Li hanno chiamati “ladri escursionisti” ma il soprannome divertente non alleggerisce la paura che i residenti di case isolate e villette stanno provando in questi giorni nel levante genovese dove, tra Bogliasco e Recco, si stanno registrando raffiche di furti nelle abitazioni che fanno pensare ad una banda molto ben organizzata.
I ladri “appaiono” e scompaiono nelle frazioni e colpiscono le abitazioni forzando porte e finestre approfittando dell’assenza dei proprietari ma in qualche occasione sono entrati – o hanno provato a farlo – anche con le persone in casa.
Episodi segnalati a Sussisa e Caprile, sulle alture di Sori, ma anche a Pieve Alta e a Poggio e San Bernardo, frazioni di Bogliasco.
Le modalità sono più o meno le stesse e la “firma” della presunta banda è rappresentata dal fatto che, esaminando le riprese delle molte telecamere di sorveglianza della zona, non compaiono mai auto o moto.
L’ipotesi, suffragata anche da altri elementi oggetto di indagine, è che i malviventi raggiungano le case passando per sentieri e zone isolate, preferendo quelle abitazioni che sorgono vicino a boschi e zone impervie.

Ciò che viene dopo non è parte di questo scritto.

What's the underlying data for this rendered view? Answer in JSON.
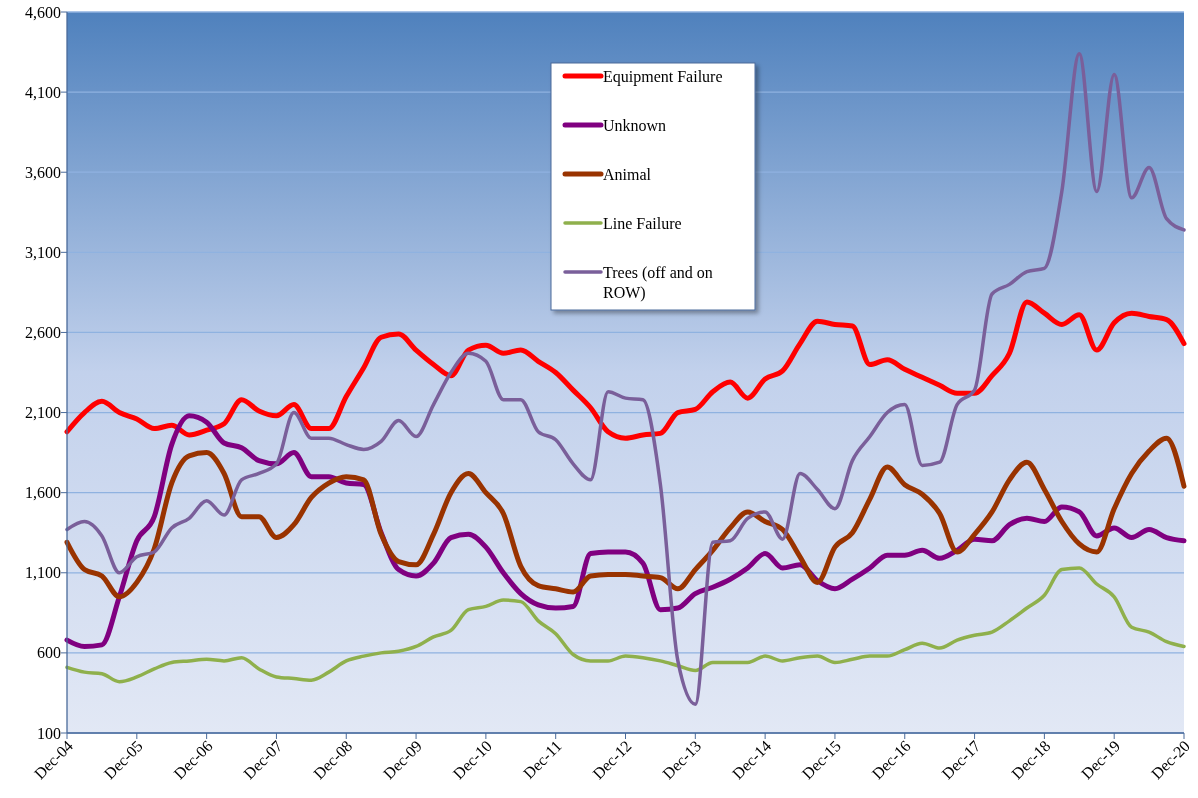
{
  "chart_data": {
    "type": "line",
    "categories": [
      "Dec-04",
      null,
      null,
      null,
      "Dec-05",
      null,
      null,
      null,
      "Dec-06",
      null,
      null,
      null,
      "Dec-07",
      null,
      null,
      null,
      "Dec-08",
      null,
      null,
      null,
      "Dec-09",
      null,
      null,
      null,
      "Dec-10",
      null,
      null,
      null,
      "Dec-11",
      null,
      null,
      null,
      "Dec-12",
      null,
      null,
      null,
      "Dec-13",
      null,
      null,
      null,
      "Dec-14",
      null,
      null,
      null,
      "Dec-15",
      null,
      null,
      null,
      "Dec-16",
      null,
      null,
      null,
      "Dec-17",
      null,
      null,
      null,
      "Dec-18",
      null,
      null,
      null,
      "Dec-19",
      null,
      null,
      null,
      "Dec-20"
    ],
    "series": [
      {
        "name": "Equipment Failure",
        "color": "#ff0000",
        "values": [
          1980,
          2100,
          2170,
          2100,
          2060,
          2000,
          2020,
          1960,
          1990,
          2030,
          2180,
          2110,
          2080,
          2150,
          2000,
          2000,
          2200,
          2380,
          2570,
          2590,
          2490,
          2400,
          2330,
          2490,
          2520,
          2470,
          2490,
          2420,
          2350,
          2240,
          2130,
          1980,
          1940,
          1960,
          1970,
          2100,
          2120,
          2230,
          2290,
          2190,
          2310,
          2360,
          2530,
          2670,
          2650,
          2640,
          2400,
          2430,
          2370,
          2320,
          2270,
          2220,
          2220,
          2330,
          2470,
          2790,
          2720,
          2650,
          2710,
          2490,
          2660,
          2720,
          2700,
          2680,
          2530
        ]
      },
      {
        "name": "Unknown",
        "color": "#800080",
        "values": [
          680,
          640,
          650,
          950,
          1300,
          1450,
          1900,
          2080,
          2040,
          1910,
          1880,
          1800,
          1780,
          1850,
          1700,
          1700,
          1660,
          1650,
          1350,
          1120,
          1080,
          1160,
          1320,
          1340,
          1260,
          1100,
          970,
          900,
          880,
          890,
          1220,
          1230,
          1230,
          1160,
          870,
          880,
          970,
          1010,
          1060,
          1130,
          1220,
          1130,
          1150,
          1050,
          1000,
          1060,
          1130,
          1210,
          1210,
          1240,
          1190,
          1240,
          1310,
          1300,
          1400,
          1440,
          1420,
          1510,
          1480,
          1330,
          1380,
          1320,
          1370,
          1320,
          1300
        ]
      },
      {
        "name": "Animal",
        "color": "#993300",
        "values": [
          1290,
          1120,
          1080,
          950,
          1040,
          1250,
          1660,
          1830,
          1850,
          1720,
          1450,
          1450,
          1320,
          1400,
          1570,
          1660,
          1700,
          1680,
          1340,
          1170,
          1150,
          1340,
          1600,
          1720,
          1600,
          1470,
          1140,
          1020,
          1000,
          980,
          1080,
          1090,
          1090,
          1080,
          1070,
          1000,
          1120,
          1240,
          1380,
          1480,
          1420,
          1370,
          1200,
          1040,
          1260,
          1350,
          1560,
          1760,
          1650,
          1590,
          1470,
          1230,
          1340,
          1480,
          1680,
          1790,
          1620,
          1420,
          1280,
          1230,
          1500,
          1720,
          1860,
          1940,
          1640
        ]
      },
      {
        "name": "Line Failure",
        "color": "#8fb04c",
        "values": [
          510,
          480,
          470,
          420,
          450,
          500,
          540,
          550,
          560,
          550,
          570,
          500,
          450,
          440,
          430,
          480,
          550,
          580,
          600,
          610,
          640,
          700,
          740,
          870,
          890,
          930,
          920,
          800,
          720,
          590,
          550,
          550,
          580,
          570,
          550,
          520,
          490,
          540,
          540,
          540,
          580,
          550,
          570,
          580,
          540,
          560,
          580,
          580,
          620,
          660,
          630,
          680,
          710,
          730,
          800,
          880,
          960,
          1120,
          1130,
          1030,
          950,
          760,
          730,
          670,
          640
        ]
      },
      {
        "name": "Trees (off and on ROW)",
        "color": "#7a5f9a",
        "values": [
          1370,
          1420,
          1330,
          1100,
          1200,
          1230,
          1380,
          1440,
          1550,
          1460,
          1680,
          1720,
          1780,
          2100,
          1940,
          1940,
          1900,
          1870,
          1920,
          2050,
          1950,
          2150,
          2350,
          2470,
          2420,
          2180,
          2180,
          1980,
          1930,
          1780,
          1680,
          2230,
          2190,
          2180,
          1650,
          550,
          280,
          1290,
          1300,
          1440,
          1480,
          1310,
          1720,
          1620,
          1500,
          1800,
          1950,
          2100,
          2150,
          1770,
          1790,
          2150,
          2240,
          2840,
          2900,
          2980,
          3000,
          3480,
          4340,
          3480,
          4210,
          3440,
          3630,
          3310,
          3240
        ]
      }
    ],
    "ylim": [
      100,
      4600
    ],
    "yticks": [
      {
        "value": 100,
        "label": "100"
      },
      {
        "value": 600,
        "label": "600"
      },
      {
        "value": 1100,
        "label": "1,100"
      },
      {
        "value": 1600,
        "label": "1,600"
      },
      {
        "value": 2100,
        "label": "2,100"
      },
      {
        "value": 2600,
        "label": "2,600"
      },
      {
        "value": 3100,
        "label": "3,100"
      },
      {
        "value": 3600,
        "label": "3,600"
      },
      {
        "value": 4100,
        "label": "4,100"
      },
      {
        "value": 4600,
        "label": "4,600"
      }
    ],
    "grid": "y",
    "legend": "top",
    "marker": "none",
    "line_style": "solid"
  }
}
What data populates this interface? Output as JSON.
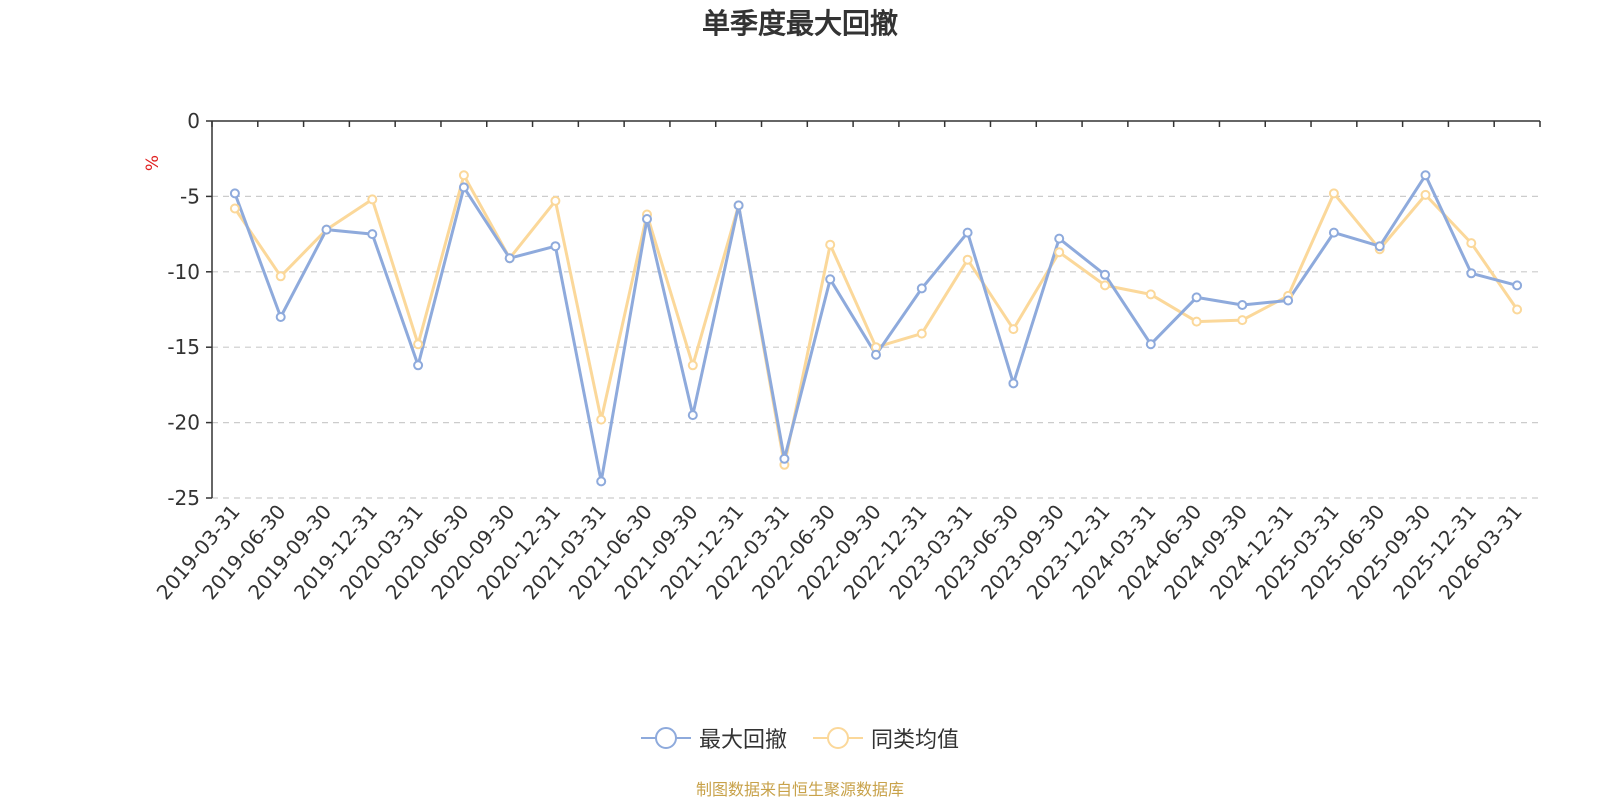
{
  "chart_data": {
    "type": "line",
    "title": "单季度最大回撤",
    "ylabel": "%",
    "xlabel": "",
    "ylim": [
      -25,
      0
    ],
    "yticks": [
      0,
      -5,
      -10,
      -15,
      -20,
      -25
    ],
    "grid": true,
    "legend_position": "bottom",
    "categories": [
      "2019-03-31",
      "2019-06-30",
      "2019-09-30",
      "2019-12-31",
      "2020-03-31",
      "2020-06-30",
      "2020-09-30",
      "2020-12-31",
      "2021-03-31",
      "2021-06-30",
      "2021-09-30",
      "2021-12-31",
      "2022-03-31",
      "2022-06-30",
      "2022-09-30",
      "2022-12-31",
      "2023-03-31",
      "2023-06-30",
      "2023-09-30",
      "2023-12-31",
      "2024-03-31",
      "2024-06-30",
      "2024-09-30",
      "2024-12-31",
      "2025-03-31",
      "2025-06-30",
      "2025-09-30",
      "2025-12-31",
      "2026-03-31"
    ],
    "series": [
      {
        "name": "最大回撤",
        "color": "#8eaadc",
        "values": [
          -4.8,
          -13.0,
          -7.2,
          -7.5,
          -16.2,
          -4.4,
          -9.1,
          -8.3,
          -23.9,
          -6.5,
          -19.5,
          -5.6,
          -22.4,
          -10.5,
          -15.5,
          -11.1,
          -7.4,
          -17.4,
          -7.8,
          -10.2,
          -14.8,
          -11.7,
          -12.2,
          -11.9,
          -7.4,
          -8.3,
          -3.6,
          -10.1,
          -10.9
        ]
      },
      {
        "name": "同类均值",
        "color": "#fbd89a",
        "values": [
          -5.8,
          -10.3,
          -7.2,
          -5.2,
          -14.8,
          -3.6,
          -9.1,
          -5.3,
          -19.8,
          -6.2,
          -16.2,
          -5.6,
          -22.8,
          -8.2,
          -15.0,
          -14.1,
          -9.2,
          -13.8,
          -8.7,
          -10.9,
          -11.5,
          -13.3,
          -13.2,
          -11.6,
          -4.8,
          -8.5,
          -4.9,
          -8.1,
          -12.5
        ]
      }
    ]
  },
  "source_note": "制图数据来自恒生聚源数据库"
}
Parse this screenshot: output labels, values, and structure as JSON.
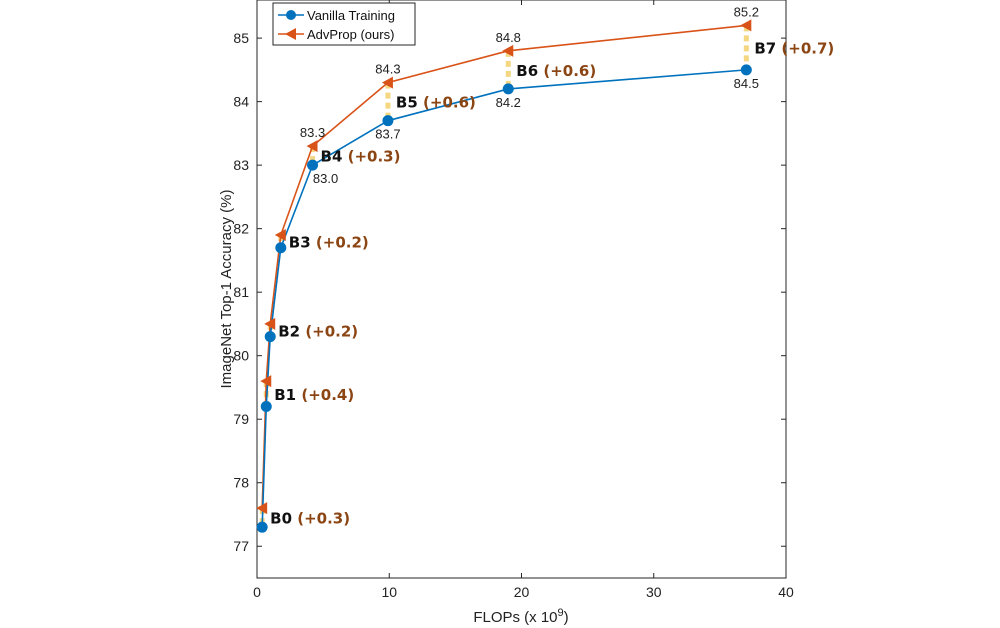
{
  "chart_data": {
    "type": "line",
    "xlabel": "FLOPs (x 10",
    "xlabel_exp": "9",
    "xlabel_close": ")",
    "ylabel": "ImageNet Top-1 Accuracy (%)",
    "xlim": [
      0,
      40
    ],
    "ylim": [
      76.5,
      85.6
    ],
    "xticks": [
      0,
      10,
      20,
      30,
      40
    ],
    "yticks": [
      77,
      78,
      79,
      80,
      81,
      82,
      83,
      84,
      85
    ],
    "legend": [
      "Vanilla Training",
      "AdvProp (ours)"
    ],
    "colors": {
      "vanilla": "#0072BD",
      "advprop": "#D95319",
      "gap": "#F5D782",
      "gain_text": "#8B4513"
    },
    "models": [
      "B0",
      "B1",
      "B2",
      "B3",
      "B4",
      "B5",
      "B6",
      "B7"
    ],
    "gains": [
      "(+0.3)",
      "(+0.4)",
      "(+0.2)",
      "(+0.2)",
      "(+0.3)",
      "(+0.6)",
      "(+0.6)",
      "(+0.7)"
    ],
    "x": [
      0.39,
      0.7,
      1.0,
      1.8,
      4.2,
      9.9,
      19,
      37
    ],
    "series": [
      {
        "name": "Vanilla Training",
        "values": [
          77.3,
          79.2,
          80.3,
          81.7,
          83.0,
          83.7,
          84.2,
          84.5
        ]
      },
      {
        "name": "AdvProp (ours)",
        "values": [
          77.6,
          79.6,
          80.5,
          81.9,
          83.3,
          84.3,
          84.8,
          85.2
        ]
      }
    ],
    "value_labels": [
      {
        "text": "83.0",
        "series": 0,
        "index": 4
      },
      {
        "text": "83.7",
        "series": 0,
        "index": 5
      },
      {
        "text": "84.2",
        "series": 0,
        "index": 6
      },
      {
        "text": "84.5",
        "series": 0,
        "index": 7
      },
      {
        "text": "83.3",
        "series": 1,
        "index": 4
      },
      {
        "text": "84.3",
        "series": 1,
        "index": 5
      },
      {
        "text": "84.8",
        "series": 1,
        "index": 6
      },
      {
        "text": "85.2",
        "series": 1,
        "index": 7
      }
    ]
  }
}
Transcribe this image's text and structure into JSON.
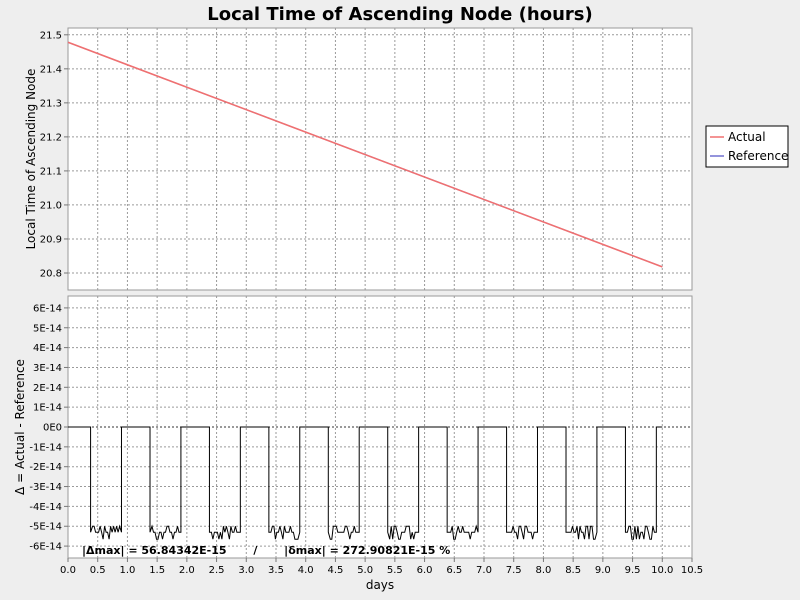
{
  "chart_data": [
    {
      "type": "line",
      "title": "Local Time of Ascending Node (hours)",
      "xlabel": "",
      "ylabel": "Local Time of Ascending Node",
      "xlim": [
        0,
        10.5
      ],
      "ylim": [
        20.75,
        21.52
      ],
      "x_ticks": [
        "0.0",
        "0.5",
        "1.0",
        "1.5",
        "2.0",
        "2.5",
        "3.0",
        "3.5",
        "4.0",
        "4.5",
        "5.0",
        "5.5",
        "6.0",
        "6.5",
        "7.0",
        "7.5",
        "8.0",
        "8.5",
        "9.0",
        "9.5",
        "10.0",
        "10.5"
      ],
      "y_ticks": [
        {
          "value": 20.8,
          "label": "20.8"
        },
        {
          "value": 20.9,
          "label": "20.9"
        },
        {
          "value": 21.0,
          "label": "21.0"
        },
        {
          "value": 21.1,
          "label": "21.1"
        },
        {
          "value": 21.2,
          "label": "21.2"
        },
        {
          "value": 21.3,
          "label": "21.3"
        },
        {
          "value": 21.4,
          "label": "21.4"
        },
        {
          "value": 21.5,
          "label": "21.5"
        }
      ],
      "grid": true,
      "legend_position": "right",
      "series": [
        {
          "name": "Actual",
          "color": "#f07070",
          "x": [
            0,
            10.0
          ],
          "y": [
            21.478,
            20.818
          ]
        },
        {
          "name": "Reference",
          "color": "#7070d0",
          "x": [
            0,
            10.0
          ],
          "y": [
            21.478,
            20.818
          ]
        }
      ]
    },
    {
      "type": "line",
      "xlabel": "days",
      "ylabel": "Δ = Actual - Reference",
      "xlim": [
        0,
        10.5
      ],
      "ylim": [
        -6.6e-14,
        6.6e-14
      ],
      "y_ticks": [
        {
          "value": 6e-14,
          "label": "6E-14"
        },
        {
          "value": 5e-14,
          "label": "5E-14"
        },
        {
          "value": 4e-14,
          "label": "4E-14"
        },
        {
          "value": 3e-14,
          "label": "3E-14"
        },
        {
          "value": 2e-14,
          "label": "2E-14"
        },
        {
          "value": 1e-14,
          "label": "1E-14"
        },
        {
          "value": 0,
          "label": "0E0"
        },
        {
          "value": -1e-14,
          "label": "-1E-14"
        },
        {
          "value": -2e-14,
          "label": "-2E-14"
        },
        {
          "value": -3e-14,
          "label": "-3E-14"
        },
        {
          "value": -4e-14,
          "label": "-4E-14"
        },
        {
          "value": -5e-14,
          "label": "-5E-14"
        },
        {
          "value": -6e-14,
          "label": "-6E-14"
        }
      ],
      "grid": true,
      "zero_segments": [
        [
          0,
          0.38
        ],
        [
          0.9,
          1.38
        ],
        [
          1.9,
          2.38
        ],
        [
          2.9,
          3.38
        ],
        [
          3.9,
          4.38
        ],
        [
          4.9,
          5.38
        ],
        [
          5.9,
          6.38
        ],
        [
          6.9,
          7.38
        ],
        [
          7.9,
          8.38
        ],
        [
          8.9,
          9.38
        ],
        [
          9.9,
          10.0
        ]
      ],
      "low_level": -5.3e-14,
      "stats_text": "|Δmax| = 56.84342E-15       /       |δmax| = 272.90821E-15 %"
    }
  ]
}
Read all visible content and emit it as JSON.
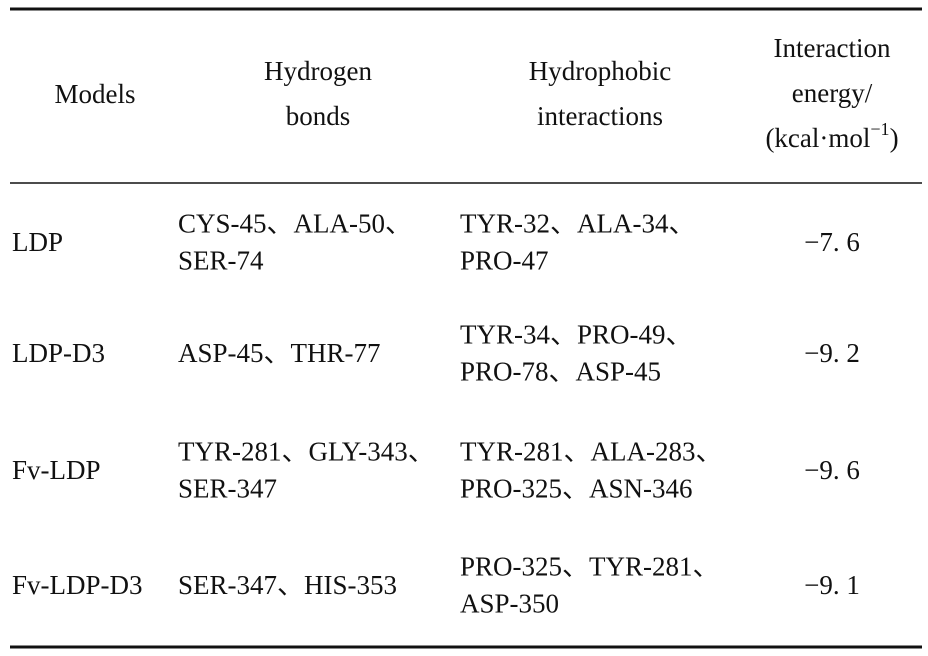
{
  "header": {
    "models": "Models",
    "hydrogen_bonds": [
      "Hydrogen",
      "bonds"
    ],
    "hydrophobic": [
      "Hydrophobic",
      "interactions"
    ],
    "energy": [
      "Interaction",
      "energy/"
    ],
    "energy_unit": {
      "before": "(kcal·mol",
      "sup": "−1",
      "after": ")"
    }
  },
  "table": {
    "rows": [
      {
        "model": "LDP",
        "hydrogen_bonds": [
          "CYS-45、ALA-50、",
          "SER-74"
        ],
        "hydrophobic": [
          "TYR-32、ALA-34、",
          "PRO-47"
        ],
        "energy": "−7. 6"
      },
      {
        "model": "LDP-D3",
        "hydrogen_bonds": [
          "ASP-45、THR-77"
        ],
        "hydrophobic": [
          "TYR-34、PRO-49、",
          "PRO-78、ASP-45"
        ],
        "energy": "−9. 2"
      },
      {
        "model": "Fv-LDP",
        "hydrogen_bonds": [
          "TYR-281、GLY-343、",
          "SER-347"
        ],
        "hydrophobic": [
          "TYR-281、ALA-283、",
          "PRO-325、ASN-346"
        ],
        "energy": "−9. 6"
      },
      {
        "model": "Fv-LDP-D3",
        "hydrogen_bonds": [
          "SER-347、HIS-353"
        ],
        "hydrophobic": [
          "PRO-325、TYR-281、",
          "ASP-350"
        ],
        "energy": "−9. 1"
      }
    ]
  }
}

Probabilmente conoscono i sentieri o li studiano prima dei “colpi” e agiscono in sequenza, prendendo di mira diverse case nella stessa zona.
Non è un mistero che le forze dell’ordine usino le riprese video per scoprire eventuali presenze “anomale” e che il passaggio di auto o moto targate rappresenti un indizio importante in località dove “si conoscono tutti” e dove un foresto viene individuato in pochi minuti.
Ora, però, il “trucco” sembra essere stato svelato e i ladri hanno forse capito come aggirare i controlli e proseguire l’attività arrivando e fuggendo dai luoghi “di lavoro” passando per i sentieri.